Os Correios se beneficiaram com iniciativas que diversificaram o portfólio e a oferta de serviços. A estatal, uma das maiores do país, emprega 120 mil pessoas, opera um Banco Postal (com 6.500 pontos, em parceria com o Banco do Brasil), e se prepara para entrar no setor de seguros para pessoas de baixa renda.

Por enquanto, segundo a consultoria, os Correios brasileiros ainda dependem muito das cartas para crescer e se desenvolver e isso vai na contramão do que acontece nas concorrentes. No ano passado, quase 50% do faturamento de R$ 16,5 bilhões – mais 13,09% do que em 2011 – resultou do chamado correio tradicional: as cartas. “Não são aquelas cartas que gostamos de receber, com notícias. Essas são raras ou viraram e-mails. São aquelas outras, as contas de luz, telefone, o cartão de crédito… só dor de cabeça”, brinca Pinheiro.

O problema, segundo analistas, é que os Correios detêm o monopólio desse tipo de serviço, a correspondência simples. E isso, além de impedir a livre concorrência no setor, ainda deixa a empresa muito dependente de um produto que segue uma trajetória de extinção.

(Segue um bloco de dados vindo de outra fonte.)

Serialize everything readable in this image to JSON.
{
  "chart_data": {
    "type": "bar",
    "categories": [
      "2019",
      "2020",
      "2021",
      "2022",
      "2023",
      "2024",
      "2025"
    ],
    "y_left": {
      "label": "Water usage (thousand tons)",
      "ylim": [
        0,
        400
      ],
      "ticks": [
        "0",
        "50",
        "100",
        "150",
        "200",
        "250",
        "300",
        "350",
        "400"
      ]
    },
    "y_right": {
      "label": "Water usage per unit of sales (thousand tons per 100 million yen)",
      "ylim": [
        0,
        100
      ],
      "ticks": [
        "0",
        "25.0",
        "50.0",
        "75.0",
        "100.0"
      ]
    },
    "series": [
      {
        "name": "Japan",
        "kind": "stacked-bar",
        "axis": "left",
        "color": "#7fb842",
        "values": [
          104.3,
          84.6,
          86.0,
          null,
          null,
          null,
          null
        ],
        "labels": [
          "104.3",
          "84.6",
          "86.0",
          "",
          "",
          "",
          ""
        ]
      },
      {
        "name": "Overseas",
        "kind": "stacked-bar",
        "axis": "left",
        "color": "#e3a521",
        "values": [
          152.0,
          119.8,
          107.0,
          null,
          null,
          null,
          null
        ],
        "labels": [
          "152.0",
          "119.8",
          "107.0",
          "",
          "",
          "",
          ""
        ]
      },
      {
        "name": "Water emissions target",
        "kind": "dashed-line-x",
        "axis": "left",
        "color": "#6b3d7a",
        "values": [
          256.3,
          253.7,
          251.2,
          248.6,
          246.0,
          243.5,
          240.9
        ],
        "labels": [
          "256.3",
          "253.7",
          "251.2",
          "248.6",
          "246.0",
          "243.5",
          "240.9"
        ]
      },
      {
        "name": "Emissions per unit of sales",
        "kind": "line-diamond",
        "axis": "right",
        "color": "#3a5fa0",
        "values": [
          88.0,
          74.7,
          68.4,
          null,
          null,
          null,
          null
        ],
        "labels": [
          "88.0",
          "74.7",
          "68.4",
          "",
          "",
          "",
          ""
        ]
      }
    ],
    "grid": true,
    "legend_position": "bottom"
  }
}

O mineiro Jorge Silva Araújo, 33 anos, carteiro em Ituiutaba – cidade de Triângulo Mineiro – sabe muito bem o que é esperar por uma carta. Certo dia, enquanto pedalava sua bicicleta pelas ruas do município carregando a bolsa no ombro, pensou nos 39 idosos do Asilo Bezerra de Menezes que olhavam todos os dias para ele. “Imaginei que ninguém falava com eles e que, mesmo eu, só levava contas”, recorda Araújo. Foi aí que teve a ideia de escrever aos idosos. Quase todos os dias, ao voltar para a casa onde mora com a filha de três anos e a mulher que espera uma outra menina para março, o carteiro passa algum tempo escrevendo cartas que serão entregues aos idosos.

“Conto histórias, às vezes falo de coisas que me aconteceram no dia. Eles adoram”, disse Araújo, em entrevista por telefone. E que histórias são essas? Algumas são novidades, outras são aquele clássico da vida do carteiro: “Você acredita que até hoje não inventaram uma forma de a gente fugir dos cachorros? Têm uns que parecem saber a hora que o carteiro vai passar. É só despontar na porta e lá está o bicho, mostrando os dentes. Hora de correr.”

Há lugares onde nem os carteiros aparecem, ainda são só as cartas as portadoras de notícias. Mas, em vez de serem enviadas aos inatingíveis destinatários, vão para uma emissora de rádio, a Nacional da Amazônia. No programa “Ponto de Encontro”, todos os dias, das 10 às 12h, a jornalista Sula Sevillis lê, há 29 anos, as cartas dos ouvintes. “Quando o programa começou, percebemos que havia uma demanda enorme por esses recados. Naquela época e ainda hoje, somos em muitos lugares a única forma de comunicação entre as moradores.”

E até nos lugares onde há algum telefone, às vezes a comunicação é difícil. “Recorro às minhas famigeradas cartinhas”, disse a jornalista Bruna Pellegrini, em carta escrita a uma amiga, durante uma viagem que fez pela região Norte, para justificar a falta de notícias.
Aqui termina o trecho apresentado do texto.